Matthew was able to do multiple tours of the Mercer-Williams house and learned that the house was initially opened as a museum by Williams’ sister. She trained the docents not to speak about her brother’s sexuality or the murder and to focus on the antiques in the house. The interpreters at the museum are still following these wishes and primarily focus on the antiques without acknowledging Williams’ personal life.

Privately, Matthew learned from a docent that she wanted to include more queer representation on the tour but was told not to. It’s clear there is a culture at the Mercer-Williams House of shame surrounding homosexuality. Says Matthew, “It’s a site that I believe is in a state of flux but they are still very much dragged down by the past interpretations of their institution.”


On the other side of Georgia, Matthew visited the Gertrude Ma Rainey House. Ma Rainey was an influential blues singer of the 1920s and 30s. Going into that site in Columbus, GA, Matthew did not have great expectations, but he was proven wrong. Without having to ask a question or make a comment, the tour guide identified Ma Rainey as a trailblazer for blacks, women and gays and acknowledged her relationship with men and women – most notably Bessie Smith. Throughout the tour, though she consistently identified Ma Rainey as a bisexual woman and acknowledged her sexuality, it wasn’t the dominant narrative, which is appropriate since she was known for so many other things. Matthew plans to devote a whole chapter of his dissertation to sites like the Gertrude Ma Rainey House that incorporate and celebrate their LGBT+ history.

The last site Matthew visited is Vizcaya Museum and Gardens in Miami. James Deering, the heir to the International Harvester Corp, financed the mansion on Biscayne Bay in the early part of the 20th century. The interior designer, also known as the artistic director, Paul Chalfin, was an openly gay man living in a houseboat on the bay with his lover and he was best friends with Deering. Together they went on shopping sprees across Europe to acquire the items for the villa.


As Matthew explains, it’s another site where the guides focus on the architecture and design and not so much on the people. It was very clear that they were trying to avoid conversations about Deering and Chalfin and their relationships with men. One of the docents Matthew spoke to said she’s never been instructed not to talk about it but she felt the evidence of Deering’s homosexuality to be contradictory. Says Matthew, “But all of history is contradictory. The number one rule for historians is you don’t trust your source.  You always interrogate – point of view, audience, bias, social and political circumstances, etc. And yet whenever we try to identify someone in the past as an ancestor to the LGBT+ community, the burden of proof on gender and sexuality historians is to have a signed, dated and notarized document that says exactly what we want it to say. Where does this double standard come from?” Matthew believes it is institutional homophobia.

Matthew hopes his work will render visible some of these problematic defaults and tendencies that public historians, interpreters and these sites have. By profiling places like the Ma Rainey house, he can offer practical ways that sites related to America’s LGBT+ history can do better in their interpretive methods and hopefully build upon the work he has done.

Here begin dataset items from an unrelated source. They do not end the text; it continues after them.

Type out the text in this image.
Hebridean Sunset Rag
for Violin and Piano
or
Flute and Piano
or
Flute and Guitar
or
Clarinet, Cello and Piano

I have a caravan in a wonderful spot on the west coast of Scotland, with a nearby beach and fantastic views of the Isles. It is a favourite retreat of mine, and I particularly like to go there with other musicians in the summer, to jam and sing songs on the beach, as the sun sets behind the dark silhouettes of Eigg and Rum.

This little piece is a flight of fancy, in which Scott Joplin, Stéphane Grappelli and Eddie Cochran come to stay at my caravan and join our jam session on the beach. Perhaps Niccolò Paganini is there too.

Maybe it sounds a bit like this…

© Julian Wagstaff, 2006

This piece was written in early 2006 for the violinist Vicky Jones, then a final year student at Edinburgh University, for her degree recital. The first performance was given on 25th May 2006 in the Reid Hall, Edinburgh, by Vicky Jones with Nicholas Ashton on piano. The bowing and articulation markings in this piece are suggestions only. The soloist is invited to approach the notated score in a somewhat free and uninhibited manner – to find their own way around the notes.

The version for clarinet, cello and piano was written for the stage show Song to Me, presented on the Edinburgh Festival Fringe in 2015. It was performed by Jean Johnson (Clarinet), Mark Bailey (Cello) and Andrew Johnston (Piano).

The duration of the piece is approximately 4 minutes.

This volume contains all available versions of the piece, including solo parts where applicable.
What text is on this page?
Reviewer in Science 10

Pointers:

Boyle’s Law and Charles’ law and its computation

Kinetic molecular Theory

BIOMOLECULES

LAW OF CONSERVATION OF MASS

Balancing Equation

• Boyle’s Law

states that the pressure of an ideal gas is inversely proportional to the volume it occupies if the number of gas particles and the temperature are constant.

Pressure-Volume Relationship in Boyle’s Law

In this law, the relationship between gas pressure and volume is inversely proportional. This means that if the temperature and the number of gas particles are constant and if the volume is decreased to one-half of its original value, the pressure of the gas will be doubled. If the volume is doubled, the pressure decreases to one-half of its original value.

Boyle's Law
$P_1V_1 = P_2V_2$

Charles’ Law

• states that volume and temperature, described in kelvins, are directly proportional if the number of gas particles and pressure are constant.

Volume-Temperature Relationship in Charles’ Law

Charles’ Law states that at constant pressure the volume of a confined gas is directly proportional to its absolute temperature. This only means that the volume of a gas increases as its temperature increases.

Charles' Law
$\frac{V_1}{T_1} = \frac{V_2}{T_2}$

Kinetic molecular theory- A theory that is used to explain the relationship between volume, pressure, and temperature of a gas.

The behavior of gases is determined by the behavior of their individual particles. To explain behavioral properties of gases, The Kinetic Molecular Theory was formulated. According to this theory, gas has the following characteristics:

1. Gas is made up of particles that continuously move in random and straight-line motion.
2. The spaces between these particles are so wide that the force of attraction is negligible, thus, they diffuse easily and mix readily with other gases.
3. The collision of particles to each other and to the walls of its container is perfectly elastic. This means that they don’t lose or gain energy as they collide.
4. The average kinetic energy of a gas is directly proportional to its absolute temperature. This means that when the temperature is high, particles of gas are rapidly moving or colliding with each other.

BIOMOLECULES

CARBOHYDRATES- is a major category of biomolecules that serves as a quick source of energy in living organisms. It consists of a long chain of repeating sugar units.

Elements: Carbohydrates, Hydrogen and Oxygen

This Spring, Matthew’s research will take him to sites north of the Mason Dixon and then he will begin writing his dissertation. After graduation, Matthew will look for work as a curator, site manager or director of interpretation at a historic site. He is not interested in working somewhere prestigious. As he states,  “Even if it’s a house that gets 3000 visitors a year – all that matters is that those 3000 visitors feel like they were welcomed and represented and the history presented gave them perspective on their lives and challenged them in ways they hadn’t considered before.”